Exploitation scenarios considered
Here, we aim to provide a summary of the possible exploitation scenarios we considered for the provided codebase.
ERC-4626 inflation attack
Since the given contract functions as a vault, there is potential attack surface for ERC-4626 vulnerabilities such as the inflation attack. However, the contract implements its vault functionality by inheriting from the OpenZeppelin ERC4626 contract. The project is using V4.9 of the OpenZeppelin contract, which offers out-of-the-box protection from ERC-4626 inflation attacks by using virtual decimal offsets. This makes it safe against the standard ERC-4626 attack vectors.
Share accounting errors
The contract accomodates functionality for minting and burning shares according to user withdrawals and deposits. We considered the following scenarios for the accounting mechanism:
Exploiting share-price manipulation with flash loans
Encountering situations where some shares are non-redeemable.
Minting or double minting unaccounted shares
Burning incorrect shares after withdrawals
Stealing other users' shares
Token considerations
Since the underlying asset might be ERC-777 compliant, we checked for any possible impact reentrancy vulnerabilities might have. In conclusion, the following solution taken from the contract MultiUserLPStakingStrategy.sol behaves as documented and maintains valid state in the case of reentrancy via transfer hooks in ERC-777:
function _deposit(address caller, address receiver, uint256 assets, uint256 shares) internal override {
// If _asset is ERC777, `transferFrom` can trigger a reentrancy BEFORE the transfer happens through the
// `tokensToSend` hook. On the other hand, the `tokenReceived` hook, that is triggered after the transfer,
// calls the vault, which is assumed not malicious.
//
// Conclusion: we need to do the transfer before we mint so that any reentrancy would happen before the
// assets are transferred and before the shares are minted, which is a valid state.

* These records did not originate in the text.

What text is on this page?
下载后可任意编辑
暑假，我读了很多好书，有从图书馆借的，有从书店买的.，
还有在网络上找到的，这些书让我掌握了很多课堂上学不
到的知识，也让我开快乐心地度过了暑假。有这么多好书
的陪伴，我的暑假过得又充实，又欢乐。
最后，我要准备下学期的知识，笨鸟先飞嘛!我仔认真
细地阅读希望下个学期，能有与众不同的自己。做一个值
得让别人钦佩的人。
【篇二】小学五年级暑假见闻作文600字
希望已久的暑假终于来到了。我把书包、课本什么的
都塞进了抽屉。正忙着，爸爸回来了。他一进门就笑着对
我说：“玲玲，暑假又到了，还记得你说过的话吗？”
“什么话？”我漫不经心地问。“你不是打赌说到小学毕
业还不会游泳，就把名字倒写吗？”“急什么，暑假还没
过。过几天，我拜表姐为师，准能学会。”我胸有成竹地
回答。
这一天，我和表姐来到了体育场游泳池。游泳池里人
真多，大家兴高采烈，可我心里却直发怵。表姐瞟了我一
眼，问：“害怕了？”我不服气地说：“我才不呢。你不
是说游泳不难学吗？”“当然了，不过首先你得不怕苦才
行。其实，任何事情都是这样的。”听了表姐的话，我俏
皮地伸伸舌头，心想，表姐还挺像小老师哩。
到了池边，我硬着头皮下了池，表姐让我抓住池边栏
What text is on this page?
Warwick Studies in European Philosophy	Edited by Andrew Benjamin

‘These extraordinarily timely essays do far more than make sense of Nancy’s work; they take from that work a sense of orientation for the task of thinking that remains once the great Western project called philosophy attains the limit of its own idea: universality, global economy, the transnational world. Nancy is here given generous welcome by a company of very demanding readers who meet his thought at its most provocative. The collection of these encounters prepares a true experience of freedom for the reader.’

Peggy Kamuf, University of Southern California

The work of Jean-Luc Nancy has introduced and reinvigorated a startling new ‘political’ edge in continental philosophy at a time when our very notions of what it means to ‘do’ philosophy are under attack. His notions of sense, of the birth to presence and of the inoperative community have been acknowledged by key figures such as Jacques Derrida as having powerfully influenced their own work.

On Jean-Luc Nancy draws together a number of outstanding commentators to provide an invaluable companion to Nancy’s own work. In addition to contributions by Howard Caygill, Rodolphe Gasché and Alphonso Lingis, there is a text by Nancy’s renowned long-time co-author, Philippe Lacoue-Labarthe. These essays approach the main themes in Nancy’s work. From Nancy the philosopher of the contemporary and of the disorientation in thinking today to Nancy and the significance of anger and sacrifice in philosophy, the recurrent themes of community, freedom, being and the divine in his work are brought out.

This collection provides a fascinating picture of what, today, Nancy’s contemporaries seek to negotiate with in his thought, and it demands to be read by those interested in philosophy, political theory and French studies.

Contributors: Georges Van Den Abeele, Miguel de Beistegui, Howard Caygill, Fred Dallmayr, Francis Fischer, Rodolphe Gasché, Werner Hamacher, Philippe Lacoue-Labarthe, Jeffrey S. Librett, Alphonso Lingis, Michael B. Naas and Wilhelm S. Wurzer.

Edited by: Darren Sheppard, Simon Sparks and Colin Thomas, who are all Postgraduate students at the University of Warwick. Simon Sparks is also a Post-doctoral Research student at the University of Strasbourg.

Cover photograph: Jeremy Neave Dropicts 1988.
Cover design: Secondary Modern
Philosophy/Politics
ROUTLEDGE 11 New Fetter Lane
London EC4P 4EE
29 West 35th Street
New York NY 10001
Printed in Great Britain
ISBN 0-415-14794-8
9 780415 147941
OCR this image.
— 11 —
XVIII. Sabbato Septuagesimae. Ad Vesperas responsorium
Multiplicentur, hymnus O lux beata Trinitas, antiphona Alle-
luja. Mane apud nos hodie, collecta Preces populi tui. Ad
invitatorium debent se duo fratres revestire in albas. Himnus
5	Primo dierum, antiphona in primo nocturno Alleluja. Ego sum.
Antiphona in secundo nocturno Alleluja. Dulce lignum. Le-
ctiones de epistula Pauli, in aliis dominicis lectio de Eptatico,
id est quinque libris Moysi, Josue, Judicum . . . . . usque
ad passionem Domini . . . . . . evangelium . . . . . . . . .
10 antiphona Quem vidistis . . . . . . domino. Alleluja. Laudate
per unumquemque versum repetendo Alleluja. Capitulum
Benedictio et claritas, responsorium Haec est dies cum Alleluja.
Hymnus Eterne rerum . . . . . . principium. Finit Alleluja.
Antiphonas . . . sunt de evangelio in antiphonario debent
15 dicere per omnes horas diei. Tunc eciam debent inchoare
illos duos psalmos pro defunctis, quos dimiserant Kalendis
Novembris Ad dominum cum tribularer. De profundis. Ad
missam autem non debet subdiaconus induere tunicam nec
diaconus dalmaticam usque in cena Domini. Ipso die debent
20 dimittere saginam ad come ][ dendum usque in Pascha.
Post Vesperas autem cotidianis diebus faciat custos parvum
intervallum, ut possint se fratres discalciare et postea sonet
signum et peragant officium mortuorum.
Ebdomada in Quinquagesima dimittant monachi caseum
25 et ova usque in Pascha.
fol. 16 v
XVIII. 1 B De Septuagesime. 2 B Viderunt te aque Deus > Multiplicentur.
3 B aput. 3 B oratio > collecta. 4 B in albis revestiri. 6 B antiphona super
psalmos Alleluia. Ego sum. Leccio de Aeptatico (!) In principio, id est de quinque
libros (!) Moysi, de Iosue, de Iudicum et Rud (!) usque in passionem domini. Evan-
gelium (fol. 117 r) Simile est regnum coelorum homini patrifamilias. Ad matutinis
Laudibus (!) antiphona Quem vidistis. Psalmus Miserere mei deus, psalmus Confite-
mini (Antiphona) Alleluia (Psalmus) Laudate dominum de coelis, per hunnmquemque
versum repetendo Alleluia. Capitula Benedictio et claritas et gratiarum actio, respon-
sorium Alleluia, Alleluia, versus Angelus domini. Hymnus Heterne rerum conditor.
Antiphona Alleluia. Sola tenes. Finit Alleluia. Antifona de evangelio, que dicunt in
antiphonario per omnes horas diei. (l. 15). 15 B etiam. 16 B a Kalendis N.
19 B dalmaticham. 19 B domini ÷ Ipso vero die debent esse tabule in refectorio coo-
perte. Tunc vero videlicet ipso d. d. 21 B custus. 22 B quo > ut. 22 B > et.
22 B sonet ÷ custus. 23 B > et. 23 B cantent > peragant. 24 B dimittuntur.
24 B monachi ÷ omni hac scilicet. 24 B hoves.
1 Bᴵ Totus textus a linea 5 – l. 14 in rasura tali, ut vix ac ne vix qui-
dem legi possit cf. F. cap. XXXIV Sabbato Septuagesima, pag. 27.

// slither-disable-next-line reentrancy-no-eth
IERC20(asset()).safeTransferFrom(caller, address(this), assets);
(uint256[] memory assetAmounts, address[] memory assetAddresses) = (new uint256[](1), new address[](1));
(assetAmounts[0], assetAddresses[0]) = (assets, asset());
IERC20(asset()).resetAndSafeIncreaseAllowance(address(this), address(VAULT), assets);
VAULT.deposit(assetAmounts, assetAddresses);
if ((shares = previewDeposit(assets)) == 0) {
revert ZeroShares();
}
// Calculate shares AFTER adding liquidity and BEFORE minting
// `previewDeposit` calculates using the amount staked before additional liquidity is added
VAULT.stake(assets);
_mint(receiver, shares);
emit Deposit(caller, receiver, assets, shares);
}
function _withdraw(
address caller,
address receiver,
address _owner,
uint256 assets,
uint256 shares
) internal override {
if (caller != _owner) {
_spendAllowance(_owner, caller, shares);
}
// If _asset is ERC777, `transfer` can trigger a reentrancy AFTER the transfer happens through the
// `tokensReceived` hook. On the other hand, the `tokensToSend` hook, that is triggered before the transfer,
// calls the vault, which is assumed not malicious.
//
// Conclusion: we need to do the transfer after the burn so that any reentrancy would happen after the
// shares are burned and after the assets are transferred, which is a valid state.
_burn(_owner, shares);
VAULT.unstake(assets);
VAULT.withdraw(assets, asset());
IERC20(asset()).safeTransfer(receiver, assets);
emit Withdraw(caller, receiver, _owner, assets, shares);
}
One crucial observation is that similar precautions are not taken for the other tokens that the contract interacts with (such as those in _underlyingAssets
); however, we have not flagged this as a security issue as no active exploitation scenario was identified during the audit.